In his most famous book, Against Method (1975), Feyerabend stitched together arguments he’d been developing for twenty years. His core claim: history shows that every supposed rule of science has been broken by the greatest scientists. Galileo, for instance, used rhetoric, clever tricks, and even arguments his opponents found logically sloppy to get the heliocentric view accepted. If rigid rules had been enforced at the time, the scientific revolution might never have happened.
So what should replace the rulebooks? Epistemological anarchism — the view that there are no exceptionless methods for gaining knowledge. Scientists, like artists, need the freedom to try anything. Sometimes progress comes from ignoring anomalies; sometimes from inventing wild new theories that seem absurd at first. The only “rule” that doesn’t block progress, he argued, is the useless one: anything goes.
But doesn’t this turn science into chaos? Feyerabend said no. He wanted an ever-expanding ocean of alternatives. The more rival theories there are, he thought, the sharper each must become. They force each other to get better. He compared science not to a single train on a track, but to a fleet of ships sailing in different directions, each testing a different current.
Critics howled. If anything goes, how can we tell science from superstition? Doesn’t this let people believe whatever they want? Feyerabend responded that results still matter — but there is no recipe you can write down in advance that guarantees a discovery. The method must fit the problem, not the other way around. A good scientist, he said, is more like a resourceful cook who tastes and adjusts than a robot following a recipe.
Defending Democracy: Science for the People

Feyerabend didn’t keep these ideas locked in the lecture hall. In the late 1970s and 1980s, he turned to politics. If science has no privileged method, he argued, then it has no right to a privileged seat at the table of society. In a truly free society, all traditions — Western medicine, Chinese herbalism, Indigenous knowledge, even astrology — should get equal access to funding and a fair hearing. He called for the separation of science and state, just as many countries separate church and state.
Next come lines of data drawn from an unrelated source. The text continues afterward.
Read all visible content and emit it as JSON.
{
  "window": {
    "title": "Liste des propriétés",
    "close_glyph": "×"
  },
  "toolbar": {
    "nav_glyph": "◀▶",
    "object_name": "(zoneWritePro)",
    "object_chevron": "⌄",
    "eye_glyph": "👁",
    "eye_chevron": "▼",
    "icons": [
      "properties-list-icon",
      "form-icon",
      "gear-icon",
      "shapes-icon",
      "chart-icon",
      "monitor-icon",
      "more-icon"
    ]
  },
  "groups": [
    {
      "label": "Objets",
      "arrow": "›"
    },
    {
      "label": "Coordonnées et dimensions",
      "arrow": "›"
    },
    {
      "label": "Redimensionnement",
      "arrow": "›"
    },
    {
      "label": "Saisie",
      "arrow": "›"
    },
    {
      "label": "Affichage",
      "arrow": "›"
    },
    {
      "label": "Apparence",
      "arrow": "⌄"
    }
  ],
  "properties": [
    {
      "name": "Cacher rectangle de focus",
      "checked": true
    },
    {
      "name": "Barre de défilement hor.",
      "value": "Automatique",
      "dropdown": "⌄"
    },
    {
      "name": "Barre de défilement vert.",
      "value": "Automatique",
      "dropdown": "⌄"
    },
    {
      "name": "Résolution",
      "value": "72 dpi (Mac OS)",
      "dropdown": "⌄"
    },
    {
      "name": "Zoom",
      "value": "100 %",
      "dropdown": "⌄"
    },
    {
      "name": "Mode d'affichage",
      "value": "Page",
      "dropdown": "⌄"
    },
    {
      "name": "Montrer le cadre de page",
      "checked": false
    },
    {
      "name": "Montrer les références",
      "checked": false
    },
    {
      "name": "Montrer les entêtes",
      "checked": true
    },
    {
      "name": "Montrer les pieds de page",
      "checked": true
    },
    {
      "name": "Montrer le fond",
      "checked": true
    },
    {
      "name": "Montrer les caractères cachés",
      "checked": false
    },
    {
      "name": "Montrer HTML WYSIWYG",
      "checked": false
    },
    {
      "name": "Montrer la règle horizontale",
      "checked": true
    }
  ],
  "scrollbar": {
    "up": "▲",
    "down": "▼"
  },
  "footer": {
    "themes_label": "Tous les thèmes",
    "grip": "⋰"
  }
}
This made him a hero to some and a villain to others. Environmentalists, counterculture groups, and critics of big technology loved him. Many philosophers and scientists were horrified. They argued that science, for all its messiness, is still our most reliable way of learning about the world. If we treat all beliefs as equally valid, they warned, we risk losing the very tools that cure diseases and build bridges. Feyerabend replied that science already contains plenty of dogma, and the best cure for dogma is to let many voices challenge it — including the voices of ordinary people who have to live with scientific decisions.
Why Does This Still Matter?

You probably ask yourself versions of Feyerabend’s three questions more often than you realise. When you hear that a study says one thing and another study says the opposite, how do you decide? When an influencer claims a home remedy works, and a doctor dismisses it without explanation, who earns your trust? Feyerabend’s answer is not “trust nobody” but “don’t expect a simple rulebook to tell you who’s right.”
His lasting lesson is that being rational isn’t about memorising a list of approved methods. It’s about staying curious, questioning authority — including the authority of science — and never letting any single answer become so comfortable that you stop looking for better ones. Science, he believed, is a fantastic adventure precisely because it has no final map. And maybe, he would add, that’s what’s so great about knowledge after all.
Think about it
- Can you think of a time you got a better result by ignoring a rule? How did you know it was the right call — and who should decide that?
- If a treatment works for many people but scientists can’t explain why, should it be allowed? What might happen if it isn’t?
- Imagine a world where every decision — what to study, what medicine to use — is made by a committee of experts with a strict rulebook. What would that world gain, and what would it lose?